Valentin s’agenouilla, haletant. Il entendit le rire de ses instructeurs et se mit à rire avec eux.
— Que s’est-il passé ? demanda-t-il enfin. Tout se passait si bien… et puis… et puis…
— Les petites erreurs s’accumulent, lui dit Carabella. Tu es transporté d’émerveillement par tout cela, tu lances une balle légèrement en dehors de l’axe et cela t’oblige à avancer la main pour la recevoir, et ce geste te fait effectuer le lancer suivant en dehors de l’axe à son tour, et le suivant, et ainsi de suite jusqu’à ce que tout commence à s’éloigner, et tu cours après, mais la poursuite est vouée à l’échec. Cela arrive à tout le monde au début. Il ne faut pas y attacher d’importance.
— Ramasse tes balles, dit Sleet. Dans quatre jours tu jongles devant le Coronal.

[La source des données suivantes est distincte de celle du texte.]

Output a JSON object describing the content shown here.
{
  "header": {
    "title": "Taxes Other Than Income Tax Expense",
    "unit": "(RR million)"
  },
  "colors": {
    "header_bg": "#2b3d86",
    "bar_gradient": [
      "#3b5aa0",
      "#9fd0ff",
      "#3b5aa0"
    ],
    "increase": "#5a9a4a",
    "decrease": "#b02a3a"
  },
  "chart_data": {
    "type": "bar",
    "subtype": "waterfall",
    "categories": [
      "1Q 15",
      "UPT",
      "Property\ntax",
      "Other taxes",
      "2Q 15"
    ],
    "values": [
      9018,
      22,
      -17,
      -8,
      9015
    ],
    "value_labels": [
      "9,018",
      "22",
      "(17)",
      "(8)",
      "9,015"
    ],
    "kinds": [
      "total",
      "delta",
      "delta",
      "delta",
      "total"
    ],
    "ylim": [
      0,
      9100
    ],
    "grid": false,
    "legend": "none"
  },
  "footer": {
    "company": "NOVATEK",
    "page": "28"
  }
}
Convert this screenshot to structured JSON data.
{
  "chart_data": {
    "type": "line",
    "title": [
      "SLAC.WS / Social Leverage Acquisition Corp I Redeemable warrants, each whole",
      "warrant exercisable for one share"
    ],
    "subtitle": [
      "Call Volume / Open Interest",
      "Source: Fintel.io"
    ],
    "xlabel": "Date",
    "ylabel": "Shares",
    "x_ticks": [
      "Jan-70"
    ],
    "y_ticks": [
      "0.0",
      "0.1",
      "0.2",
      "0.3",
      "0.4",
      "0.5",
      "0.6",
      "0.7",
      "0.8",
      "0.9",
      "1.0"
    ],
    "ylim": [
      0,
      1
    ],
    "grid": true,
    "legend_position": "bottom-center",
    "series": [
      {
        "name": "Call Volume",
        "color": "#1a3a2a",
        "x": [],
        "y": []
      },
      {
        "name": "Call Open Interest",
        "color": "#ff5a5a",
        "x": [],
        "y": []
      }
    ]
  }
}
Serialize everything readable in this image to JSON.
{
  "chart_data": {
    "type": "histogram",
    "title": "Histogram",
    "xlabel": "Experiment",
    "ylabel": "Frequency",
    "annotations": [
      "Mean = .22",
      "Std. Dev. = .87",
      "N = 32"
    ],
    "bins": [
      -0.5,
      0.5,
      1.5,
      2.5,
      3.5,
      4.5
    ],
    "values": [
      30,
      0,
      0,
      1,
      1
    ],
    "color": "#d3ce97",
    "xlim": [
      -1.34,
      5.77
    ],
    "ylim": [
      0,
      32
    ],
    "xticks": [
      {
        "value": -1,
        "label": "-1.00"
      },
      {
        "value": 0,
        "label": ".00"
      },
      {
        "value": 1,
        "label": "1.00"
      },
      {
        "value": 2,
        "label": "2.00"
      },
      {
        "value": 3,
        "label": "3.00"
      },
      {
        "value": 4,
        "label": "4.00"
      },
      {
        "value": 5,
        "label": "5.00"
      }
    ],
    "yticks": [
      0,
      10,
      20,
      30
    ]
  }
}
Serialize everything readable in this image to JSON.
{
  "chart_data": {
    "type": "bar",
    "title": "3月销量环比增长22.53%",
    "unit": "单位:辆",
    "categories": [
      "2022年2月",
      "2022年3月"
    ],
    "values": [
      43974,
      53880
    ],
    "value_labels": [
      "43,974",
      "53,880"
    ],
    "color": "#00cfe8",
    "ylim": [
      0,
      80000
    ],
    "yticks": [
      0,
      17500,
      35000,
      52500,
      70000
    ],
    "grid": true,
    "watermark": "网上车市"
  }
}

Il s’exerça pendant des heures, se limitant à trois balles, mais répétant l’exercice jusqu’à ce qu’il eût pénétré l’infini une douzaine de fois, passant de l’ennui à l’extase et de l’extase à l’ennui si souvent que l’ennui lui-même devint extase. Ses vêtements étaient trempés de sueur et collaient à sa peau comme des serviettes chaudes et humides. Même quand commença une de ces brèves et légères ondées fréquentes à Pidruid, il continua à lancer les balles. L’averse se termina et fit place à une étrange lumière crépusculaire émanant du soleil couchant masqué par une légère brume. Et Valentin jonglait toujours. Une folle énergie le possédait. Il était vaguement conscient de voir des formes se déplacer dans la cour, Sleet, Carabella, les différents Skandars, Shanamir, des étrangers, qui allaient et venaient, mais il ne leur prêtait pas la moindre attention. Lui, qui avait été comme un récipient vide dans lequel on avait versé cet art, ce mystère, n’osait s’arrêter, de crainte de tout perdre et de se retrouver vide et creux comme avant.